Après la crise sociale de l’automne dernier, comment abordez-vous l’année 2010 ?
2010 doit être l’année du renouveau. Nous avons fait avec les organisations syndicales des avancées significatives vers un nouveau contrat social. Les 80.000 réponses au questionnaire Technologia et les 2.700 réunions avec les salariés dans le cadre des assises de la refondation nous ont permis de recueillir le ressenti de l’ensemble des salariés. Il y a déjà eu la signature de l’accord destiné à améliorer les conditions de travail des seniors et à aménager les fins de carrière. C’est important, car il faut que France Télécom se mette en position de faire face à de nombreux départs à la retraite au cours des prochaines années. Ils vont tripler jusqu’à atteindre de 6.000 à 7.000 salariés par an à partir de 2015. Il va nous falloir recruter massivement.
Comment pouvez-vous remotiver les troupes ?

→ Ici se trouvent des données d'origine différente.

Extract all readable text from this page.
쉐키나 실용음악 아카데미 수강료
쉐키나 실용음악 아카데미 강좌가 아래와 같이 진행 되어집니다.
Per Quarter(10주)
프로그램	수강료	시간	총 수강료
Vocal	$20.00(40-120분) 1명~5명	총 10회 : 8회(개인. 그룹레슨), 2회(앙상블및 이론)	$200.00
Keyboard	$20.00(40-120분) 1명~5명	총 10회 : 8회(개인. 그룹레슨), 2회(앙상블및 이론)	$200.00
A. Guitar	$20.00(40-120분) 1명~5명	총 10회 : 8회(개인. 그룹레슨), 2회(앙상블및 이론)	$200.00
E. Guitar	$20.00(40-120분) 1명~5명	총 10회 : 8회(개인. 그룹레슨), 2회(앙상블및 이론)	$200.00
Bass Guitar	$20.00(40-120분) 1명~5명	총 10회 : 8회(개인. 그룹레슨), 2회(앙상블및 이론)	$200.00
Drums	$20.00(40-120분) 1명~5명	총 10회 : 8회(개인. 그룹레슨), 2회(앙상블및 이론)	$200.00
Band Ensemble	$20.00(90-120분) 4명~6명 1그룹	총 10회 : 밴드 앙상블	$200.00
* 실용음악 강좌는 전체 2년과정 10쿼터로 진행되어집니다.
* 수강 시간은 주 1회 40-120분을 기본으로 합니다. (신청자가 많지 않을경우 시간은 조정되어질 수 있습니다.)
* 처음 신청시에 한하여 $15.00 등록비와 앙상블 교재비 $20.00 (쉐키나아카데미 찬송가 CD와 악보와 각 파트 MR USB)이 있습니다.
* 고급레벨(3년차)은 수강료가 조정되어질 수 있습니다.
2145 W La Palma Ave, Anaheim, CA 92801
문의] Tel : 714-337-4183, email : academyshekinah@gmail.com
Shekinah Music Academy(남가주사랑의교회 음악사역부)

La crise nous a tous choqués. Nous avons été heurtés par les actes désespérés de certains de nos salariés et c’est arrivé malheureusement encore très récemment. Chacun s’est interrogé sur sa manière de travailler, quelle que soit sa fonction au sein de l’entreprise. Mais nos équipes restent très mobilisées et les ventes de fin d’année ont atteint un niveau historique ! Pour autant, il nous faut changer profondément certains aspects de notre organisation. Nous sommes trop organisés aujourd’hui en silos, ce qui a fini par empêcher les différents métiers de se parler efficacement. Il faut revenir là-dessus. C’est pourquoi nous préparons avec Stéphane Richard, un grand projet pour l’entreprise, qui sera lancé mi-février.
Vous irez donc au bout de votre mandat, au printemps 2011 ?
Stéphane Richard et moi avons déjà eu l’occasion de nous exprimer à ce sujet. Le calendrier n’a pas vocation à être modifié. Je ne prends naturellement aucune décision d’avenir sans en discuter avec Stéphane Richard.
Quel est ce grand projet ?
D’abord, en ce qui concerne la méthode, il s’agit de s’adresser à l’ensemble des salariés du groupe, quel que soit leur métier ou leur pays. Quand le projet sera connu, nous laisserons les divisions opérationnelles décider de la façon dont elles souhaiteront le mettre en oeuvre sur le terrain. On ne peut pas donner les mêmes directives aux vendeurs en Arménie et à ceux en France. Ensuite, dans la pratique, il va falloir simplifier les offres et en réduire le nombre. Depuis les années 1980, France Télécom n’a presque jamais supprimé une offre. Cela surcharge les systèmes d’informations, qu’il faudra moderniser pour faciliter à la fois la vie du client et la vie de celui qui le sert. Cela sera un grand chantier. Il faut aussi que nous nous mettions en position de déployer les réseaux de nouvelle génération qui permettront d’augmenter le débit. La fibre optique arrive, mais pas seulement, le débit doit augmenter partout. Nous attendons encore le cadre juridique choisi par le gouvernement. Mais la France ne peut se permettre d’avoir un Internet des villes et un Internet des champs. Pour ce qui est de la fibre, notre objectif est que 45 agglomérations de province et Paris aient accès au très haut débit dès la fin 2012 et nous voulons que la fibre d’Orange soit présente dans tous les départements d’ici à fin 2015. Il va falloir enfin investir dans les réseaux mobiles pour accompagner la forte croissance de l’Internet mobile, comme LTE, la nouvelle technologie pour le très haut débit mobile.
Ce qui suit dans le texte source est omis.